При этих словах в баре воцарилось напряжённое молчание.

— Да нет, — сконфуженно поправился Саймон, — я имею в виду — не здесь, а когда в институт вернусь!

Все облегчённо вздохнули.

— Мистер Саймон, — спросил его Дик Сандерс, — а что вы говорите про опасность?

— Да, — подхватил Алан, который прибивал к стене плакат «Ругаться запрещаю!», — что вы конкретно имеете в виду?

— А вот как раз это, — кивком показал на плакат Саймон. — Теоретически, профессор может сейчас скрываться неподалёку где-нибудь в горах. Попробуй, найди его там! У него есть его установка и мой улавливатель. Значит, он может проводить улавливание отрицательного биополя и делать его накопление. А поскольку я ничего не могу сделать в противовес ему, все мы оказываемся беззащитны.

— Так что же, ничем нельзя защититься? — спросил Фрэнк при вновь наступившем молчании.

— Выход есть, и он очень прост, — пожал плечами Саймон и снова кивнул на плакат, — не ругаться и вообще не проявлять никаких злобных эмоций. Тогда профессору просто-напросто нечего будет улавливать, и его установка будет похожа на автомат без единого патрона.

— Так это что же, — растерянно сказал Патрик, — выходит, уже и ругнуться нельзя? То есть, предположим, проедет мимо меня на машине Уолтер и, как прошлым летом, меня водой из лужи обрызгает, а я ему ни слова не скажи? Ох, ну, попадётся мне этот Штибер, я его…

И он, сообразив, тут же прикрыл рот рукой.

— Да мы-то ещё ладно, — со смехом сказал Фрэнк, — как-нибудь удержимся. А жёны наши? Вот ты, Патрик, придёшь домой пьяный и попробуй объяснить своей Трэйси, что ругаться нельзя!

Раздался общий громовой хохот. Но тут, перекрывая его, прозвучал истошный вопль Алана.
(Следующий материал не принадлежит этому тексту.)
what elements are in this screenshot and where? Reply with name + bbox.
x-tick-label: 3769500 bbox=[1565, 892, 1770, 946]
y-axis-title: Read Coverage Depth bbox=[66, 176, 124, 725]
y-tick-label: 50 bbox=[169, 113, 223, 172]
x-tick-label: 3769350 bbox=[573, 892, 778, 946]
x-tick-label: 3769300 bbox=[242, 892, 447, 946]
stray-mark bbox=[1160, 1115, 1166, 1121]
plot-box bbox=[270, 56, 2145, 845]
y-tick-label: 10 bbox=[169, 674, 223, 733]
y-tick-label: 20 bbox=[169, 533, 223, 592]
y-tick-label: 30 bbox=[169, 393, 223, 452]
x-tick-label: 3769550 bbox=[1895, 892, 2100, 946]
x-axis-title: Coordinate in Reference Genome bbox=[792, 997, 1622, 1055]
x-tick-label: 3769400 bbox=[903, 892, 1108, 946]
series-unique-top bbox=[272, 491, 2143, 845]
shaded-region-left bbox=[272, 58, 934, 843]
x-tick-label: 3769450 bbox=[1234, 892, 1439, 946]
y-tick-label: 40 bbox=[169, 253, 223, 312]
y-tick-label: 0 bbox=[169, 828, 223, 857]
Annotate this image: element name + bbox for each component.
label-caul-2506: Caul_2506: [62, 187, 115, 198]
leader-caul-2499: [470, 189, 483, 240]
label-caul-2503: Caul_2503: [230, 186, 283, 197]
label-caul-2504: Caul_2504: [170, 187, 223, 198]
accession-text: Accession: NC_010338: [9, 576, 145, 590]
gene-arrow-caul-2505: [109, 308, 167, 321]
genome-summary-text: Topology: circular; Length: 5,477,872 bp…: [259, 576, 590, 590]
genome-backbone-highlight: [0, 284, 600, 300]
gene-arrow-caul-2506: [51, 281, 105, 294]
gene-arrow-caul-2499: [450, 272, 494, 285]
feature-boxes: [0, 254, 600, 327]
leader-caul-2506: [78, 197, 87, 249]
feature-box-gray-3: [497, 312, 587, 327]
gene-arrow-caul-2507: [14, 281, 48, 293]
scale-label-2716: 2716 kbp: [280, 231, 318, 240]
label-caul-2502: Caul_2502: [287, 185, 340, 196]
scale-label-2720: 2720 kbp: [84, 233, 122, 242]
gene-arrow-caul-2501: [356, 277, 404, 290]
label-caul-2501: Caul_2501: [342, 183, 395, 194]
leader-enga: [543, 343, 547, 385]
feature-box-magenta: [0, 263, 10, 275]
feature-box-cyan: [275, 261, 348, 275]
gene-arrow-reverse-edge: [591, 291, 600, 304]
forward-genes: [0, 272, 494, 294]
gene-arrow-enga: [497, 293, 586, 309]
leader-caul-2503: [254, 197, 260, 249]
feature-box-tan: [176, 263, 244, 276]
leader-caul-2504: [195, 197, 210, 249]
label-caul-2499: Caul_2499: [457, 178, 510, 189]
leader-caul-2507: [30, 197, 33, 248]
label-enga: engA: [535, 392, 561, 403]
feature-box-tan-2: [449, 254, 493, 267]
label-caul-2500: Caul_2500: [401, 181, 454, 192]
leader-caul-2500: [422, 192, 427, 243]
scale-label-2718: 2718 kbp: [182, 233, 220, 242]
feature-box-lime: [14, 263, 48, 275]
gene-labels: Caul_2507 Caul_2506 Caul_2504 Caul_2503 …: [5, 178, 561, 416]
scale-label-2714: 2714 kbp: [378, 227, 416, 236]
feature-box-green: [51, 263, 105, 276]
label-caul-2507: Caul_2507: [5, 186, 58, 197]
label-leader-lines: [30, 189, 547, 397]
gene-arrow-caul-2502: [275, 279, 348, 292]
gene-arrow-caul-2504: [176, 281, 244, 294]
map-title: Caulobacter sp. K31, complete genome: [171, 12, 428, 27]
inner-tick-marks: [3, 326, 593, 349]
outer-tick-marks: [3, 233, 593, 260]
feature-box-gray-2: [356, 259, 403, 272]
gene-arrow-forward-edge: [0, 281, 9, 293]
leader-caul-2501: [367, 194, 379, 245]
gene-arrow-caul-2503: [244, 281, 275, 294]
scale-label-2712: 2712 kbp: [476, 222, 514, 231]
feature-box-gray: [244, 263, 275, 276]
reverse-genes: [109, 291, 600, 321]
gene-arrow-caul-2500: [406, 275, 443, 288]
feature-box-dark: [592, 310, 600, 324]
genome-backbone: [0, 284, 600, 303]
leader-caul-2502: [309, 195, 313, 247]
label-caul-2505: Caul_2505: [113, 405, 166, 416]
Все обернулись на него и увидели, что тот скачет на одной ноге, обхватив другую руками и шипя от боли.

— Ах, чтоб тебя… — заорал, было, он, но тут же все встревоженно закричали:

— Тихо, Алан, не смей!

Гримаса боли на лице Алана сменилась понимающим выражением, он сделал успокаивающий жест рукой, поднял с пола молоток, нежно погладил его и ласково спросил:

— Ты не очень ушибся об мою ногу, дружок?